Amazon Bans Hella Gay Version Of The Bible By Beloved Internet Pest Elijah Daniel

If you don’t know who Elijah Daniel is, we kindly ask that you step up your internet game.

Tweet-fiend, YouTuber and all around internet pest, Elijah Daniel is that guy who nearly got arrested for throwing a giant dildo at Donald Trump, that guy who got a tattoo of Trump sucking a big ol’ D on his calf, the guy who became a best-seller of Trump erotic fan-fiction (are you sensing a theme here?) and most recently that guy who became the literal Mayor of Hell, before being impeached for banning heteros.

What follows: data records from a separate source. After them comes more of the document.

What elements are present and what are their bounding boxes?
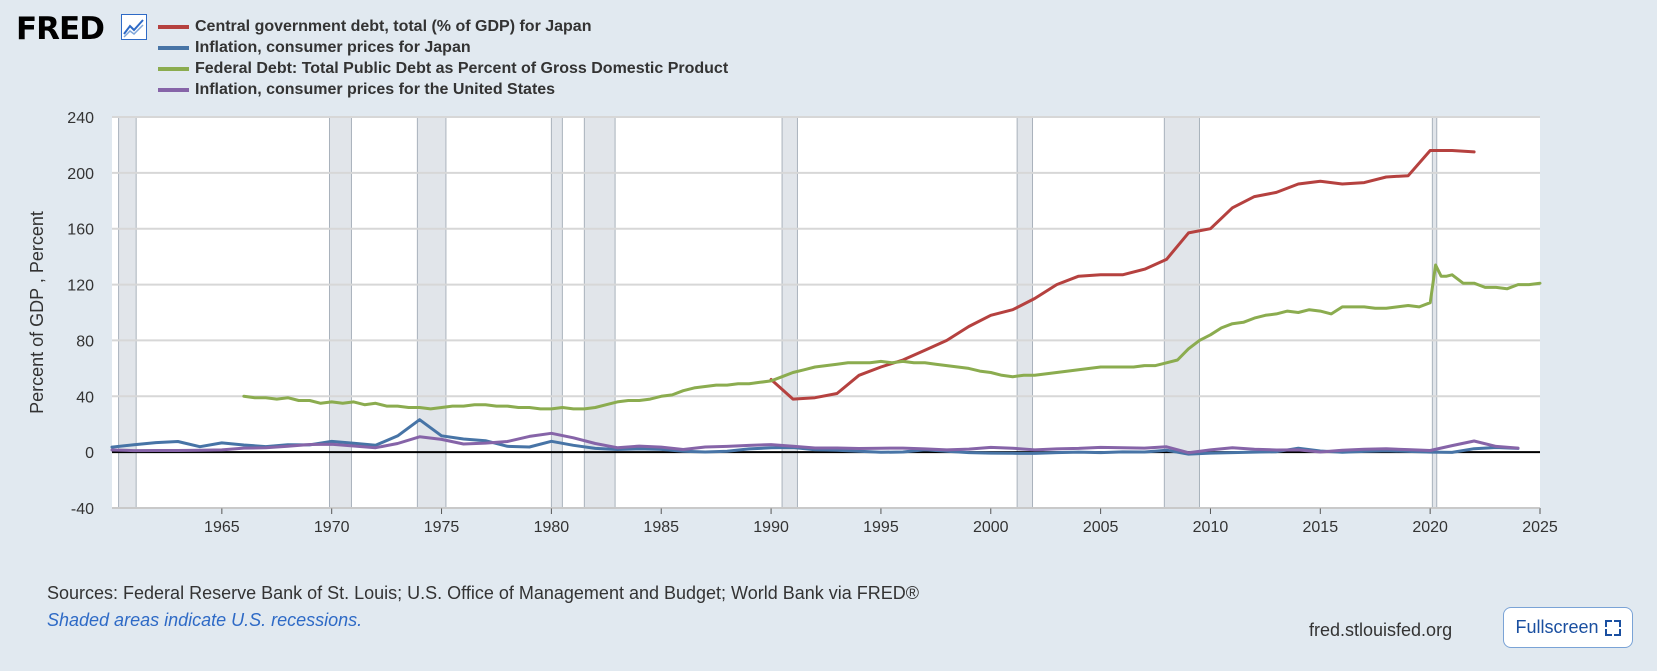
x-tick-label: 2015 [1303,519,1339,536]
legend-swatch [158,45,189,50]
site-url: fred.stlouisfed.org [1309,620,1453,640]
series-line-3 [242,263,1542,411]
x-tick-label: 2025 [1522,519,1558,536]
series-line-4 [110,431,1520,455]
x-tick-label: 2010 [1193,519,1229,536]
legend-item[interactable]: Inflation, consumer prices for the Unite… [158,79,728,100]
x-tick-label: 1970 [314,519,350,536]
recession-note: Shaded areas indicate U.S. recessions. [47,610,363,630]
y-axis-label: Percent of GDP , Percent [27,211,47,414]
x-tick-label: 1995 [863,519,899,536]
recession-band [416,116,447,509]
legend-swatch [158,66,189,71]
chart-legend: Central government debt, total (% of GDP… [158,16,728,100]
y-tick-label: 160 [67,222,94,239]
recession-band [550,116,563,509]
recession-band [1163,116,1200,509]
x-tick-label: 2000 [973,519,1009,536]
fullscreen-button[interactable]: Fullscreen [1503,607,1633,648]
x-tick-label: 2020 [1412,519,1448,536]
x-tick-label: 1990 [753,519,789,536]
fullscreen-label: Fullscreen [1515,617,1599,637]
legend-label: Inflation, consumer prices for Japan [195,38,471,56]
y-tick-label: -40 [71,501,94,518]
x-tick-label: 1985 [643,519,679,536]
legend-swatch [158,24,189,29]
y-tick-label: 40 [76,389,94,406]
expand-icon [1604,619,1621,636]
legend-label: Inflation, consumer prices for the Unite… [195,80,556,98]
legend-item[interactable]: Federal Debt: Total Public Debt as Perce… [158,58,728,79]
recession-band [328,116,352,509]
x-tick-label: 1980 [534,519,570,536]
recession-band [781,116,798,509]
y-tick-label: 0 [85,445,94,462]
fred-logo[interactable]: FRED [16,11,105,47]
legend-label: Federal Debt: Total Public Debt as Perce… [195,59,729,77]
chart-line-icon [121,14,147,40]
x-tick-label: 2005 [1083,519,1119,536]
legend-label: Central government debt, total (% of GDP… [195,17,592,35]
x-tick-label: 1965 [204,519,240,536]
series-line-1 [769,149,1476,401]
y-tick-label: 240 [67,110,94,127]
legend-swatch [158,87,189,92]
y-tick-label: 200 [67,166,94,183]
sources-note: Sources: Federal Reserve Bank of St. Lou… [47,583,920,603]
y-tick-label: 120 [67,278,94,295]
legend-item[interactable]: Inflation, consumer prices for Japan [158,37,728,58]
x-tick-label: 1975 [424,519,460,536]
legend-item[interactable]: Central government debt, total (% of GDP… [158,16,728,37]
y-tick-label: 80 [76,333,94,350]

Elijah Daniel? Yeh he DID that.

Elijah’s next foray into being a delightful piece of shit who I adore, is, of course, to re-write the bible and simply just make it heaps, heaps gayer. I’m talking gay as fuck, babes. Gayer than an Elton John themed Mardi Gras float crashing into Arq nightclub whilst a foam party is on. GAY. AS. SIN.

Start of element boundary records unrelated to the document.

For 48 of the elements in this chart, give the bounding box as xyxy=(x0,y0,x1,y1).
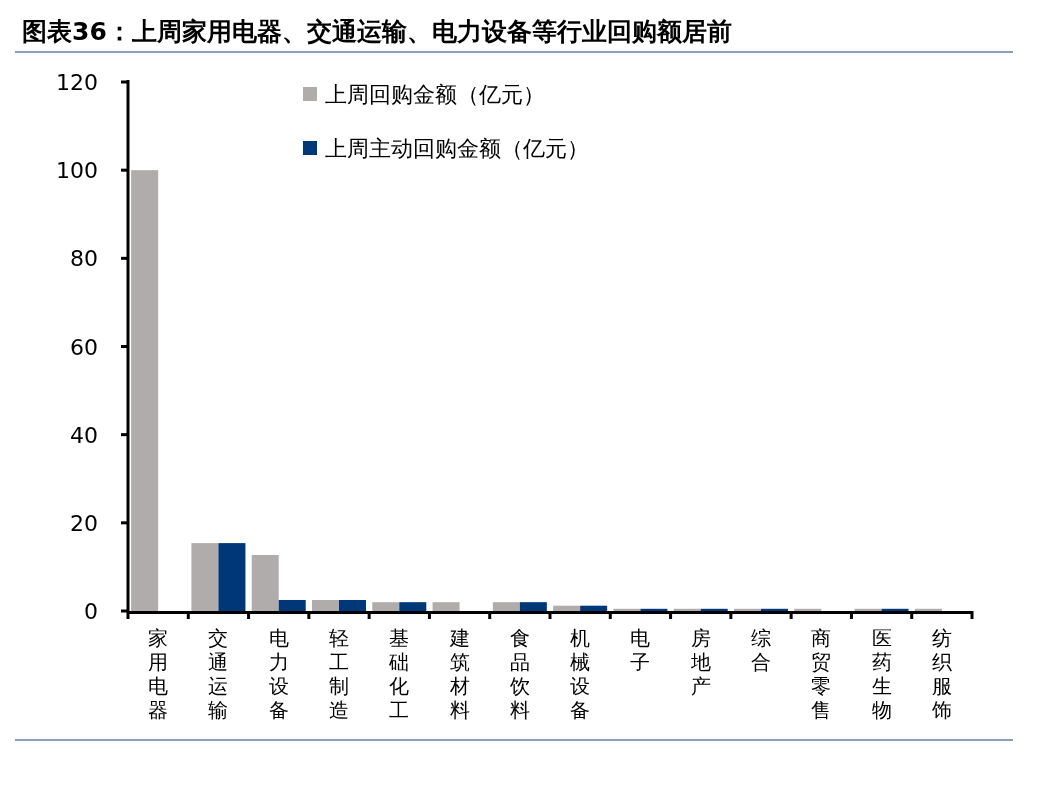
bar xyxy=(251,555,279,611)
bar xyxy=(278,599,306,611)
bar xyxy=(854,608,882,611)
bar xyxy=(794,608,822,611)
x-tick-label: 建筑材料 xyxy=(448,626,470,722)
x-tick-label: 机械设备 xyxy=(570,626,591,722)
x-tick-label: 纺织服饰 xyxy=(930,626,952,722)
y-tick-label: 60 xyxy=(70,334,98,360)
bar xyxy=(218,543,246,611)
y-tick-label: 80 xyxy=(70,246,98,272)
y-tick-label: 100 xyxy=(56,158,98,184)
y-tick-label: 40 xyxy=(70,422,98,448)
y-tick-label: 0 xyxy=(84,599,98,624)
bar xyxy=(519,602,547,611)
x-tick-label: 轻工制造 xyxy=(329,626,349,722)
bar xyxy=(613,608,641,611)
y-tick-label: 20 xyxy=(70,510,98,536)
legend-label: 上周主动回购金额（亿元） xyxy=(325,136,589,161)
x-tick-label: 商贸零售 xyxy=(811,626,832,722)
bar xyxy=(914,608,942,611)
bar xyxy=(191,543,219,611)
x-tick-label: 食品饮料 xyxy=(508,626,530,722)
bar xyxy=(640,608,668,611)
bar xyxy=(339,599,366,611)
x-tick-label: 电子 xyxy=(630,626,651,674)
bar xyxy=(700,608,728,611)
bar xyxy=(432,602,460,611)
x-tick-label: 电力设备 xyxy=(268,626,289,722)
x-tick-label: 医药生物 xyxy=(871,626,892,722)
x-tick-label: 家用电器 xyxy=(148,626,169,722)
x-tick-label: 综合 xyxy=(751,626,771,674)
bar xyxy=(881,608,909,611)
x-tick-label: 基础化工 xyxy=(388,626,410,722)
bar xyxy=(372,602,400,611)
bar xyxy=(734,608,761,611)
x-tick-label: 交通运输 xyxy=(208,626,229,722)
bar xyxy=(492,602,520,611)
bar xyxy=(580,605,608,611)
bar xyxy=(312,599,339,611)
legend-label: 上周回购金额（亿元） xyxy=(325,82,545,107)
y-tick-label: 120 xyxy=(56,70,98,95)
bar xyxy=(131,170,159,611)
bar xyxy=(399,602,427,611)
bar xyxy=(673,608,701,611)
x-tick-label: 房地产 xyxy=(689,626,711,698)
bar xyxy=(761,608,788,611)
bar xyxy=(553,605,581,611)
chart-title: 图表36：上周家用电器、交通运输、电力设备等行业回购额居前 xyxy=(22,17,732,46)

Starting off as an experiment on Twitter, the reinterpreGAYtion of a third of the world’s defining piece of literature, Elijah quickly identified the important character changes required to truly homo up the Lord’s Word:

I don’t care what your religious disposition, I’m fairly certain we can ALL agree that making God Rihanna and Noah Carly Rae Jepsen is simply the way it was truly meant to be.

No doubt inspired by the power of The Daddy, The Twink and the Glory Hole-y Ghost, Elijah punched on and found himself finishing up ‘The Bible… But Gayer‘ in record time:

Once completed however, Elijah ran into a bit of an issue in disseminating his magnum anus opus, finding his e-book banned from Amazon’s online store.

https://twitter.com/elijahdaniel/status/909593815236747264

Thankfully this generation’s greatest piece of literature is now available from his own site thebiblebutgayer.com for a tidy $3.

Thank the Rihanna in Heaven for you Elijah Daniel. Never stop preaching the good (gay af) word.